Endothelial Progenitor Cells Conditioned Medium Supports Number of GABAergic Neurons and Exerts Neuroprotection in Cultured Striatal Neuronal Progenitor Cells

• Published in: Cell transplantation Vol. 28; no. 4; pp. 367 - 378
• Main Authors: Santo, Stefano Di, Seiler, Stefanie, Andres, Robert, Widmer, Hans Rudolf
• Format: Journal Article
• Language: English
• Published: Los Angeles, CA SAGE Publications 01.04.2019; Sage Publications Ltd; SAGE Publishing
• Subjects: 1-Phosphatidylinositol 3-kinase; 3-Nitropropionic acid; Animals; Cell Differentiation; Cell survival; Culture Media, Conditioned - pharmacology; Embryos; Endothelial Progenitor Cells - metabolism; Fetuses; GABAergic Neurons - metabolism; Kinases; MAP kinase; Microvasculature; Neostriatum; Neural stem cells; Neurodegeneration; Neuroprotection; Original; Paracrine signalling; Progenitor cells; Protein kinase; Proteolysis; Rats; Toxicity; γ-Aminobutyric acid; GABAergic neurons; striatal cultures; paracrine factors; endothelial progenitor cells; neuroprotection
• ISSN: 0963-6897; 1555-3892
• DOI: 10.1177/0963689719835192

There is growing evidence that stem and progenitor cells exert regenerative actions by means of paracrine factors. In line with these notions, we recently demonstrated that endothelial progenitor cell (EPC)-derived conditioned medium (EPC-CM) substantially increased viability of brain microvascular cells. In the present study, we aimed at investigating whether EPC-CM supports cell survival of cultured striatal progenitor cells. For that purpose, primary cultures from fetal rat embryonic (E14) ganglionic eminence were prepared and grown for 7 days in vitro (DIV). EPC-CM was administered from DIV5–7. Treatment of the striatal cultures with EPC-CM resulted in significantly increased densities of GABA-immunoreactive (-ir) neurons. Inhibition of mitogen-activated protein kinase and phosphatidylinositol-3-kinase, but not of the ROCK pathway, significantly attenuated the EPC-CM induced increase in GABA-ir cell densities.
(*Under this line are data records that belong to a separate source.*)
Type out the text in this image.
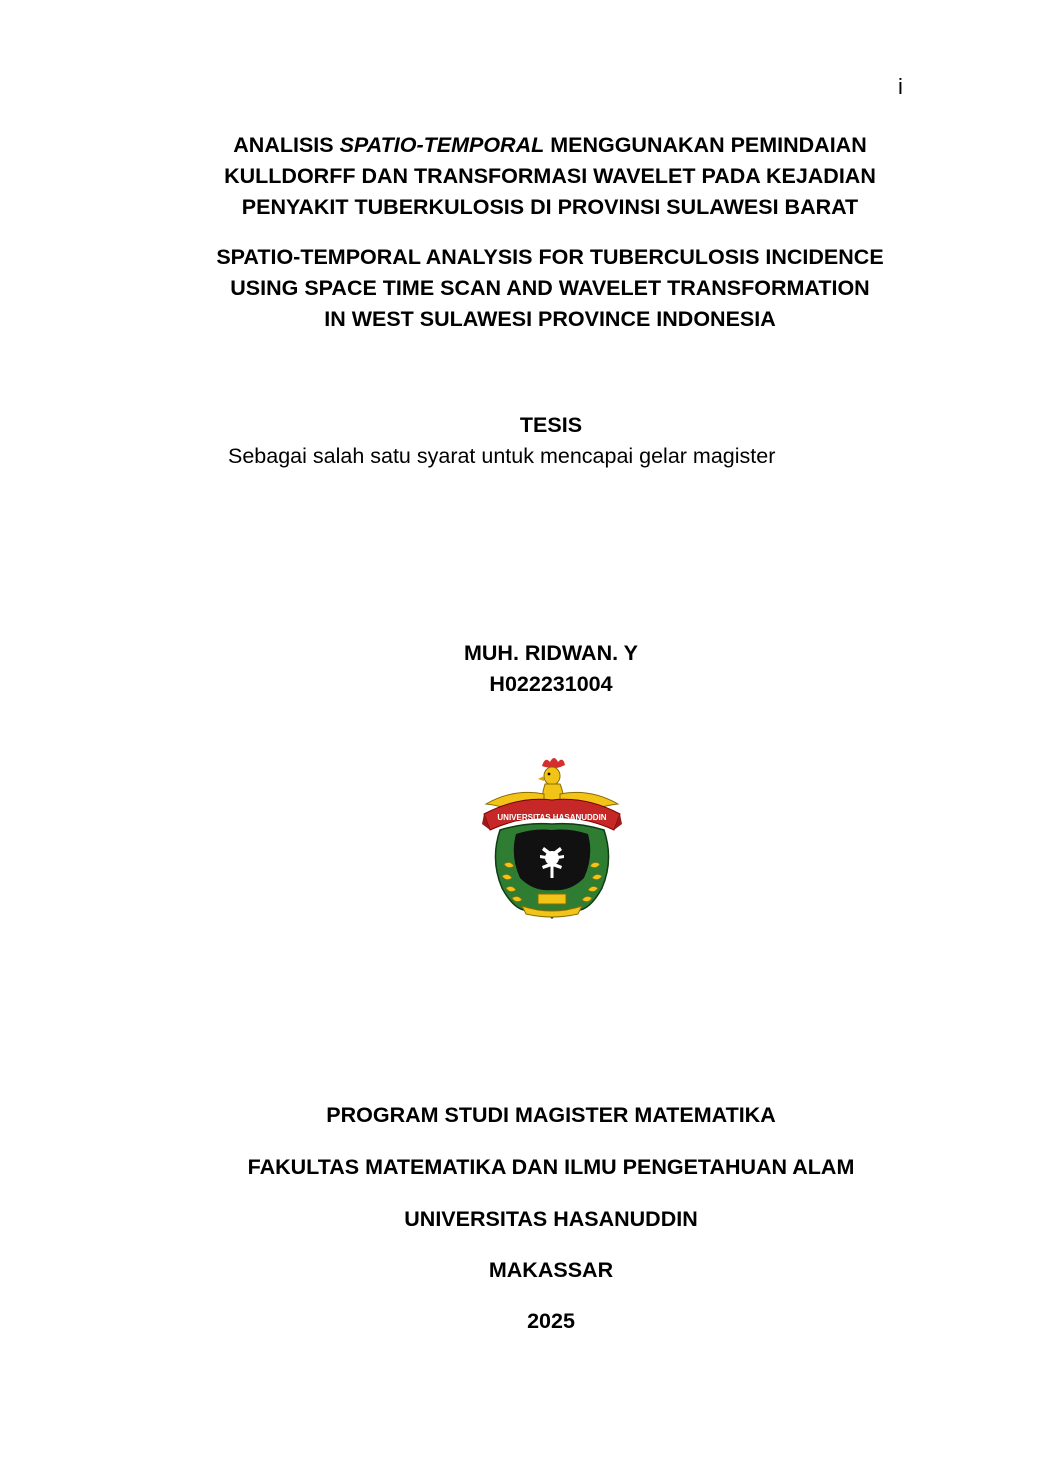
i
ANALISIS SPATIO-TEMPORAL MENGGUNAKAN PEMINDAIAN
KULLDORFF DAN TRANSFORMASI WAVELET PADA KEJADIAN
PENYAKIT TUBERKULOSIS DI PROVINSI SULAWESI BARAT
SPATIO-TEMPORAL ANALYSIS FOR TUBERCULOSIS INCIDENCE
USING SPACE TIME SCAN AND WAVELET TRANSFORMATION
IN WEST SULAWESI PROVINCE INDONESIA
TESIS
Sebagai salah satu syarat untuk mencapai gelar magister
MUH. RIDWAN. Y
H022231004
UNIVERSITAS HASANUDDIN
PROGRAM STUDI MAGISTER MATEMATIKA
FAKULTAS MATEMATIKA DAN ILMU PENGETAHUAN ALAM
UNIVERSITAS HASANUDDIN
MAKASSAR
2025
Similar results were observed when EPC-CM was subjected to proteolytic digestion and lipid extraction. Furthermore, inhibition of translation abolished the EPC-CM induced effects. Importantly, EPC-CM displayed neuroprotection against 3-nitropropionic acid induced toxicity. These findings demonstrate that EPC-derived paracrine factors substantially promote survival and/or differentiation of cultured striatal progenitor cells involving both proteinaceous factors and lipidic factors. In sum, EPC-CM constituents might lead to a novel cell-free therapeutic strategy to challenge neuronal degeneration.